We’ve already lost the January/February recruiting hot chatter that used to come before the old February signing day. With elimination of spring ball you’re talking about going four to five months where the game is behind the curtain aside from portaling. And portaling is still a turn-off word to some fans.

Rhule was talking Tuesday about the more important part. A crucial five weeks still earlier in the year to hone on the details with players.

“I remind our coaches because several of them have been in the NFL: You coach in the NFL, you train players in college …” Rhule said. “Sometimes you’re taking players from other schools who have been trained for a couple years and training them our way.”

So spring ball still counts for a lot. Heck, it will be pivotal in Nebraska’s case in figuring out the 105. And don’t mistake Nebraska’s lack of a public Spring Game as connecting a lack of a physical spring. The Husker head coach assured that’s not the case.

Said Rhule: “These are still young players that have to become good players, right?”

Add in this thought from Phil Snow in a recent interview with 365 Sports. He mentioned a talk he had with Stephen Belichick, who was the defensive coordinator for Washington last year before joining his dad at North Carolina this year.

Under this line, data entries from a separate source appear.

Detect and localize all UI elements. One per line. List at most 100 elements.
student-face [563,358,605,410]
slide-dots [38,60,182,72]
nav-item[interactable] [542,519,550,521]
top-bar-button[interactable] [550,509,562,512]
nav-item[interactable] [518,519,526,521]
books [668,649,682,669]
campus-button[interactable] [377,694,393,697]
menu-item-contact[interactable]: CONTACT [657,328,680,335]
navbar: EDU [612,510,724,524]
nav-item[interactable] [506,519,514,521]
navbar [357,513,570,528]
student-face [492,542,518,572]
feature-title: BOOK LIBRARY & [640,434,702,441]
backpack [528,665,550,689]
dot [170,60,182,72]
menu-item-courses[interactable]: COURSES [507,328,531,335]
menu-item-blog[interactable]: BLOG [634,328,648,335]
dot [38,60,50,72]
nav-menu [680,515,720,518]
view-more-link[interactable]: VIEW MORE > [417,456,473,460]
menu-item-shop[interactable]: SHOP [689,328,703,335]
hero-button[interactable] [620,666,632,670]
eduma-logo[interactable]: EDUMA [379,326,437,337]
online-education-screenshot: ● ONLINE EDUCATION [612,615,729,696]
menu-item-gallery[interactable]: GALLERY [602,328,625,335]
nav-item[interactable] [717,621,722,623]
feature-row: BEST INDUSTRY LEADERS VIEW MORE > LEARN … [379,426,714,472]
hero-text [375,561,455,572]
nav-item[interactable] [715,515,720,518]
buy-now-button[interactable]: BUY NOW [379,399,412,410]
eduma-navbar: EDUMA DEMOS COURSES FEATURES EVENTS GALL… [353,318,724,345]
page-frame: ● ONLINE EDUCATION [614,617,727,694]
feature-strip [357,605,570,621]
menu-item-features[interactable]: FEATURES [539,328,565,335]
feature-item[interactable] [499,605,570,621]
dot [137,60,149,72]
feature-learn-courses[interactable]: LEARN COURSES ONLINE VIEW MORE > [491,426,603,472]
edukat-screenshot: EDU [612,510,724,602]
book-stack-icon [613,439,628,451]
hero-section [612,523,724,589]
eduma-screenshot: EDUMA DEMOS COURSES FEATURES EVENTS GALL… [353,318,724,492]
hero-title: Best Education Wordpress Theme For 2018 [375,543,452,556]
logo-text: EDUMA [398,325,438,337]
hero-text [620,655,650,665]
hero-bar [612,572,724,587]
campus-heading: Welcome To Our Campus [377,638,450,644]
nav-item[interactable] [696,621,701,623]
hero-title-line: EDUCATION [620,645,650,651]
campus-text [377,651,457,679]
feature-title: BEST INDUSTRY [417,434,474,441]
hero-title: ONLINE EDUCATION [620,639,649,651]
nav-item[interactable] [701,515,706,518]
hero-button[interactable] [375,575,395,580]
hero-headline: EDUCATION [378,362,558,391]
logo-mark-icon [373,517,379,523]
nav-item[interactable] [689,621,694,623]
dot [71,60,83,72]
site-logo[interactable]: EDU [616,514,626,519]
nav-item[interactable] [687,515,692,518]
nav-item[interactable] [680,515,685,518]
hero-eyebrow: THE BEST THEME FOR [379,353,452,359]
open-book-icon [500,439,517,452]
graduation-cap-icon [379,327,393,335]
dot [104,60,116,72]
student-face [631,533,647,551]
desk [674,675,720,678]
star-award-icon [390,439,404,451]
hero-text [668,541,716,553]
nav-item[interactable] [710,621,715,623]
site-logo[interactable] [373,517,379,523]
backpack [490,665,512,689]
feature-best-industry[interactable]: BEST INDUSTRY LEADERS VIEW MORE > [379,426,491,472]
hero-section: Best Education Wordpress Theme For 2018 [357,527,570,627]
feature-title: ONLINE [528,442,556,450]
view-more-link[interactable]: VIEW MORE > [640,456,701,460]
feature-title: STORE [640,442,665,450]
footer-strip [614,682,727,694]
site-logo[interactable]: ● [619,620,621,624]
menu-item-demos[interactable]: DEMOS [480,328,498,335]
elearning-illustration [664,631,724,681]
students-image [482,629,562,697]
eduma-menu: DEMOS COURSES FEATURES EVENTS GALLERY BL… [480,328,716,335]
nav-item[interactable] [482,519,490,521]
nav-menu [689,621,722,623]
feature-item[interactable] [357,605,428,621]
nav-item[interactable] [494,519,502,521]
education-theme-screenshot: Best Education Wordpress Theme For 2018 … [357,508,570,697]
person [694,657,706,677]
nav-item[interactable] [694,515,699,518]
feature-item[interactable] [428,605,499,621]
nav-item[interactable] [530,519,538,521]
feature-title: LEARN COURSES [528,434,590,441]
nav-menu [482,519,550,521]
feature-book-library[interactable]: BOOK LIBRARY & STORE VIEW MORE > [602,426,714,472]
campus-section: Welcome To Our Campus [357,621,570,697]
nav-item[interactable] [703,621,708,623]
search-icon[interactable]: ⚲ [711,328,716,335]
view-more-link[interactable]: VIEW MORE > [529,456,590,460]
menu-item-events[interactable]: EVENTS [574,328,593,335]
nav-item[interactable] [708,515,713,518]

“He couldn’t believe the improvement in the players in spring football because they were in pads and actually playing football,” Snow said. “You know, OTAs, you’re in pajamas running around. It’s not football. And so I think it would hurt college football and the development of college players if they take away spring football.”

OK, enough get-off-my-lawn takes from me. Although lawns really need that spring to grow like you want them. Just saying.

I was thinking how the new portal guys *maybe* take a little of the offseason hype – or whatever you want to call it – off the younger dudes who showed promise in 2024.

Take Jacory Barney, for instance. Someone mentioned to me on a radio appearance that we’re not talking about him as much as we usually do a player who had the freshman season he had. He’s right.